After the police action, the Zócalo was strewn with trampled tents, trash, and food, with small fires burning. One protesting teacher, looking over the destruction, said, “We have to find a way to survive, to resist in the face of this kind of aggression and state violence.” Out of fear of retaliation, he said he would rather not give his name. He also discussed the myth that teachers were opposed to professional evaluation. He said, “Our main issue is the defense of public education. It’s not like they say, that it is related to evaluation. Evaluation is only a small part of true educational reform, because true reform means looking at the infrastructure of all the schools.”

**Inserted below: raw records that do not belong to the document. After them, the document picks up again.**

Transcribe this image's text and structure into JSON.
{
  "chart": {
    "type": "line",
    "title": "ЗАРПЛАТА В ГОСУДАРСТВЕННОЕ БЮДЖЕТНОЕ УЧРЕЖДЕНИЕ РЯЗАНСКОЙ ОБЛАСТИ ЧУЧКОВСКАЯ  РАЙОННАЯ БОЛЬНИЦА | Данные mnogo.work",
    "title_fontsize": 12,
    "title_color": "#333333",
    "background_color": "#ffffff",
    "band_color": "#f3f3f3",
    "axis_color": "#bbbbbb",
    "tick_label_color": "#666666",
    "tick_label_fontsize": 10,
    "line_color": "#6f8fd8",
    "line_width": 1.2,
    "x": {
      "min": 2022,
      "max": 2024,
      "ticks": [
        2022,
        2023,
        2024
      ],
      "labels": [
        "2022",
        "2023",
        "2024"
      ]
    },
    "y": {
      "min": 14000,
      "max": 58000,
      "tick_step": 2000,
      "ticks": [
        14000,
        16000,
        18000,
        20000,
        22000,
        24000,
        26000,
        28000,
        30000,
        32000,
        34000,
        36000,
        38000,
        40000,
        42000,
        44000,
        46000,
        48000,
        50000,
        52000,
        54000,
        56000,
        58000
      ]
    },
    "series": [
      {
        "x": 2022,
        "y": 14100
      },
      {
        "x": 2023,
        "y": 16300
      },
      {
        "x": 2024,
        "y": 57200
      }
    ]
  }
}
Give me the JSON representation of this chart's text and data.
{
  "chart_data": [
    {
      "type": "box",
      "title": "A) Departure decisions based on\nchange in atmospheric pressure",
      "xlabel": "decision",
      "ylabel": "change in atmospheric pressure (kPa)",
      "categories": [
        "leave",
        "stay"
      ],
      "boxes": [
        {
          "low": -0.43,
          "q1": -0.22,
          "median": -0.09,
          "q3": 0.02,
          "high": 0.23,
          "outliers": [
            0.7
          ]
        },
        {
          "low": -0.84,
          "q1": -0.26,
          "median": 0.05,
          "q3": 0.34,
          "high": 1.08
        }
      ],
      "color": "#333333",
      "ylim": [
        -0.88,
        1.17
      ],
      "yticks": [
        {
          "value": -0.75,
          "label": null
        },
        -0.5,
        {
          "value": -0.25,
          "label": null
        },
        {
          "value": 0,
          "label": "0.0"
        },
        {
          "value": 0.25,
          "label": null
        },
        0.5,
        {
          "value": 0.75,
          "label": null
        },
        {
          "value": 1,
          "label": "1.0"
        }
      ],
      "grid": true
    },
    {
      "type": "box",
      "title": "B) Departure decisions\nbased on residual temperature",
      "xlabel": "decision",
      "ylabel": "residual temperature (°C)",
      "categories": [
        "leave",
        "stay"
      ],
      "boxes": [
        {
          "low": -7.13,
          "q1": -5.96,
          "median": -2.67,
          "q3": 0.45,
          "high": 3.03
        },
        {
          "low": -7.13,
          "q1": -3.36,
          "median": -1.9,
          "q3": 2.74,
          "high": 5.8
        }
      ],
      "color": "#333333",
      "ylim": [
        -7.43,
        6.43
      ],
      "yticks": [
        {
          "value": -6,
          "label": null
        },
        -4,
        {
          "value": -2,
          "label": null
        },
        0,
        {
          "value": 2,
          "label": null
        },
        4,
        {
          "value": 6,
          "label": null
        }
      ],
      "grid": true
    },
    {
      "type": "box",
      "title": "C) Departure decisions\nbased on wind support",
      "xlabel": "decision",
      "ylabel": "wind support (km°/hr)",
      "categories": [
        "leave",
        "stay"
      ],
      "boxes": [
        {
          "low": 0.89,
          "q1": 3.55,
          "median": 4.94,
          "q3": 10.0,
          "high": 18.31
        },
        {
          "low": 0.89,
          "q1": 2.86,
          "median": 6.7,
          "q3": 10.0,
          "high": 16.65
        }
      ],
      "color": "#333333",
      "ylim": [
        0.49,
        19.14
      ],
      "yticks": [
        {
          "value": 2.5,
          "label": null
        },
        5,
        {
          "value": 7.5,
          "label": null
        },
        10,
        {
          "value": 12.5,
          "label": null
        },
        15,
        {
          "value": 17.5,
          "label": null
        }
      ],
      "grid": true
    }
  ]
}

Although President Peña Nieto sent out last minute Independence Day invitations to dignitaries, his actions against protesters leave many Mexicans wondering how much there is to celebrate. Teachers, for their part, have promised to continue organizing nonviolent actions and occupying Mexico City to bring attention to material problems in public schools. On September 19 and 20, teachers organized a national strike in response to the police actions carried out in the Zócalo. On September 21, union leaders attended the Third Popular Teachers Summit to analyze their strategies and prepare for future action. However, many teachers from the poorest southern states, like several of those interviewed who were from Oaxaca, face growing economic pressures. For now, the support of their communities, both financial and otherwise, allows them to participate in the democratic process and work for reform from below.
The teachers’ protests in Mexico may be not only a reaction to what they perceive as misguided or destructive proposals for change in education, but perhaps also a response to not having been able to play much of a direct role in framing such proposals. As professionals who care about the children and young people with whom they spend their days, teachers are not only employees, they know that they help shape the abilities of new generations to build a better society. They are, in a word, stakeholders in the country’s future: they are citizens. And just as citizens in other democracies such as Brazil, Egypt, Turkey and other countries have risen up in recent years to challenge publicly the failures of their governments, Mexican teachers are bidding to be part of the decisions that affect not only their jobs but also the country they love – by taking direct nonviolent action when it’s necessary to insist that they be part of public decision making.